The reason why I stuck at this problem is that for my research, $ \int f(x)g(x) dx $ is almost impossible to calculate. But $ \int f(x) dx $ is easy to calculate. So, I want to know whether I can find a constant $c$ or not. If possible, I can add some more assumptions to $f(x) \text{ and } g(x)$. Any suggestions will be helpful to me.
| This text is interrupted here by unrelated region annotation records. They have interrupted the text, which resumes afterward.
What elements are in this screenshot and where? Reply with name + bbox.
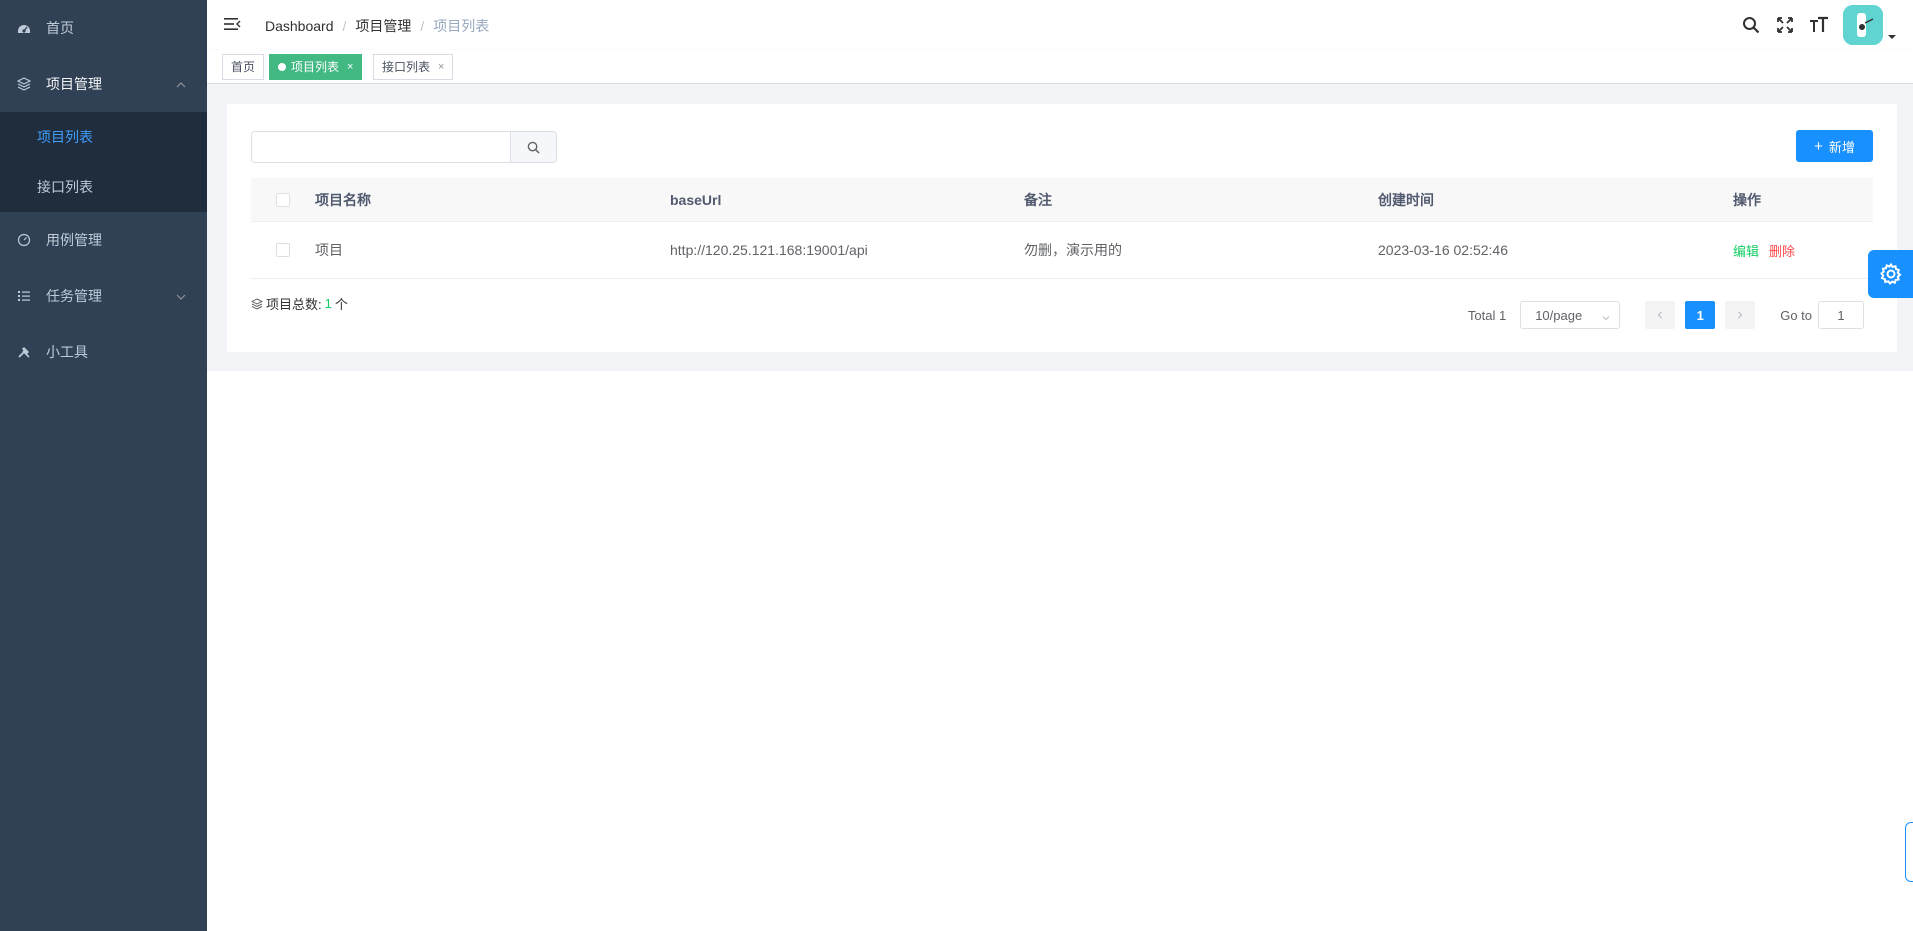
prev-page-button[interactable] — [1645, 301, 1676, 329]
sidebar-item-label: 项目管理 — [46, 76, 102, 92]
select-all-checkbox[interactable] — [276, 192, 290, 207]
tags-view: 首页 项目列表 × 接口列表 × — [207, 50, 1913, 84]
tag-api-list[interactable]: 接口列表 × — [373, 54, 454, 80]
settings-button[interactable] — [1868, 250, 1913, 298]
column-header-created: 创建时间 — [1378, 191, 1434, 208]
cell-note: 勿删，演示用的 — [1024, 242, 1122, 258]
sidebar-item-label: 首页 — [46, 20, 74, 36]
column-header-name: 项目名称 — [315, 191, 371, 208]
breadcrumb: Dashboard / 项目管理 / 项目列表 — [265, 16, 489, 36]
sidebar-item-case-management[interactable]: 用例管理 — [0, 212, 207, 268]
breadcrumb-item-project-management[interactable]: 项目管理 — [355, 16, 411, 36]
sidebar-item-label: 接口列表 — [37, 179, 93, 195]
chevron-up-icon — [175, 78, 187, 90]
case-icon — [17, 233, 31, 247]
table-header: 项目名称 baseUrl 备注 创建时间 操作 — [251, 178, 1873, 222]
right-panel-handle[interactable] — [1905, 822, 1913, 882]
layers-icon — [17, 77, 31, 91]
sidebar-item-label: 小工具 — [46, 344, 88, 360]
page-number-current[interactable]: 1 — [1685, 301, 1716, 329]
sidebar-item-label: 项目列表 — [37, 129, 93, 145]
page-size-value: 10/page — [1535, 307, 1583, 323]
close-icon[interactable]: × — [347, 55, 353, 79]
search-box — [251, 131, 557, 163]
app-main: + 新增 项目名称 baseUrl 备注 创建时间 操作 项目 http://1… — [207, 84, 1913, 371]
navbar-right-menu — [1727, 0, 1897, 50]
row-checkbox[interactable] — [276, 243, 290, 257]
pagination-total: Total 1 — [1467, 307, 1507, 323]
sidebar-item-tools[interactable]: 小工具 — [0, 324, 207, 380]
column-header-actions: 操作 — [1733, 191, 1761, 208]
dashboard-icon — [17, 21, 31, 35]
breadcrumb-item-dashboard[interactable]: Dashboard — [265, 18, 334, 34]
cell-baseurl: http://120.25.121.168:19001/api — [670, 242, 868, 258]
page-size-select[interactable]: 10/page — [1520, 301, 1621, 329]
header-checkbox-cell — [251, 192, 315, 207]
table-row: 项目 http://120.25.121.168:19001/api 勿删，演示… — [251, 222, 1873, 279]
sidebar-item-label: 任务管理 — [46, 288, 102, 304]
row-checkbox-cell — [251, 243, 315, 257]
sidebar-item-label: 用例管理 — [46, 232, 102, 248]
goto-label: Go to — [1780, 307, 1812, 323]
tag-label: 首页 — [231, 60, 256, 74]
delete-button[interactable]: 删除 — [1769, 241, 1795, 260]
goto-input[interactable]: 1 — [1818, 301, 1864, 329]
project-table: 项目名称 baseUrl 备注 创建时间 操作 项目 http://120.25… — [251, 178, 1873, 279]
next-page-button[interactable] — [1725, 301, 1756, 329]
tools-icon — [17, 345, 31, 359]
add-button[interactable]: + 新增 — [1796, 130, 1873, 162]
breadcrumb-separator: / — [420, 18, 425, 34]
caret-down-icon — [1887, 29, 1897, 39]
avatar[interactable] — [1843, 5, 1883, 45]
sidebar-item-task-management[interactable]: 任务管理 — [0, 268, 207, 324]
hamburger-icon[interactable] — [223, 15, 241, 33]
plus-icon: + — [1814, 137, 1823, 155]
tag-label: 接口列表 — [382, 60, 431, 74]
pagination: Total 1 10/page 1 Go to 1 — [1468, 301, 1864, 329]
sidebar-item-home[interactable]: 首页 — [0, 0, 207, 56]
fullscreen-icon[interactable] — [1775, 15, 1795, 35]
cell-actions: 编辑 删除 — [1733, 241, 1873, 260]
cell-name: 项目 — [315, 242, 343, 258]
user-dropdown[interactable] — [1843, 5, 1897, 45]
sidebar-item-project-management[interactable]: 项目管理 — [0, 56, 207, 112]
chevron-down-icon — [1601, 311, 1611, 321]
tag-home[interactable]: 首页 — [222, 54, 265, 80]
content-card: + 新增 项目名称 baseUrl 备注 创建时间 操作 项目 http://1… — [227, 104, 1897, 352]
layers-icon — [250, 297, 264, 310]
tag-project-list[interactable]: 项目列表 × — [269, 54, 363, 80]
list-icon — [17, 289, 31, 303]
goto-page: Go to 1 — [1780, 301, 1864, 329]
close-icon[interactable]: × — [438, 55, 444, 79]
project-total-unit: 个 — [334, 297, 348, 312]
breadcrumb-item-current: 项目列表 — [433, 18, 490, 34]
project-total: 项目总数: 1 个 — [250, 294, 348, 313]
sidebar: 首页 项目管理 项目列表 接口列表 用例管理 任务管理 小工具 — [0, 0, 207, 931]
chevron-down-icon — [175, 290, 187, 302]
font-size-icon[interactable] — [1809, 15, 1829, 35]
chevron-left-icon — [1657, 311, 1663, 319]
sidebar-item-api-list[interactable]: 接口列表 — [0, 162, 207, 212]
search-button[interactable] — [510, 132, 556, 162]
submenu-project-management: 项目列表 接口列表 — [0, 112, 207, 212]
add-button-label: 新增 — [1828, 139, 1855, 155]
tag-label: 项目列表 — [291, 60, 340, 74]
column-header-note: 备注 — [1024, 191, 1052, 208]
navbar: Dashboard / 项目管理 / 项目列表 — [207, 0, 1913, 50]
sidebar-item-project-list[interactable]: 项目列表 — [0, 112, 207, 162]
column-header-baseurl: baseUrl — [670, 191, 722, 208]
search-icon — [527, 141, 540, 154]
search-icon[interactable] — [1741, 15, 1761, 35]
cell-created: 2023-03-16 02:52:46 — [1378, 242, 1508, 258]
active-dot-icon — [278, 63, 286, 71]
gear-icon — [1879, 262, 1902, 285]
chevron-right-icon — [1738, 311, 1743, 319]
search-input[interactable] — [252, 132, 510, 162]
project-total-label: 项目总数: — [266, 297, 322, 312]
project-total-count: 1 — [324, 296, 332, 311]
edit-button[interactable]: 编辑 — [1733, 241, 1759, 260]
breadcrumb-separator: / — [342, 18, 347, 34]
Let $\;D_{\!f}^{\,*}\!=\left\{x\;\big|\;x\in\mathrm{dom}\,f\;\land\;f(x)\neq0\right\}\,.$
If there exists a constant $\,c\,$ such that
$\displaystyle\int\!f(x)g(x)\,\mathrm dx=\!\int\!cf(x)\,\mathrm dx\;\;,$
then it results that
$f(x)g(x)=cf(x)\quad$ for any $\,x\in\mathrm{dom}\, f\cap\mathrm{dom}\,g\;\;,$
$g(x)=c\quad$ for any $\,x\in D_{\!f}^{\,*}\!\cap\mathrm{dom}\,g\;.\\[10pt]$
Addendum :
It is not possible to prove that $\,g(x)=c\,$ a.e. indeed there exists the following counterexample.
Let $\,f:[-1,1]\to\Bbb R\,$ the function defined as
$f(x)=\begin{cases}0&\text{if }\,x\in[-1,0)\\[5pt]x^2&\text{if }\,x\in[0,1]\;\;\;.\end{cases}$
Let $\,g:[-1,1]\to\Bbb R\,$ the function defined as
$g(x)=\begin{cases}x^2+c&\text{if }\,x\in[-1,0)\\[5pt]c&\text{if }\,x\in[0,1]\;\;\;.\end{cases}$
It results that
$f(x)g(x)=cf(x)\quad$ for any $\,x\in[-1,1]\,.$
Moreover ,
$\displaystyle\int\!f(x)g(x)\,\mathrm dx=\!\int\!cf(x)\,\mathrm dx=H(x)+\mathrm{constant}$
where
$H(x)=\begin{cases}0&\text{if }\,x\in[-1,0)\\[5pt]\dfrac c3x^3&\text{if }\,x\in[0,1]\end{cases}$
but the function $\,g\,$ is not equal to $\,c\,$ a.e.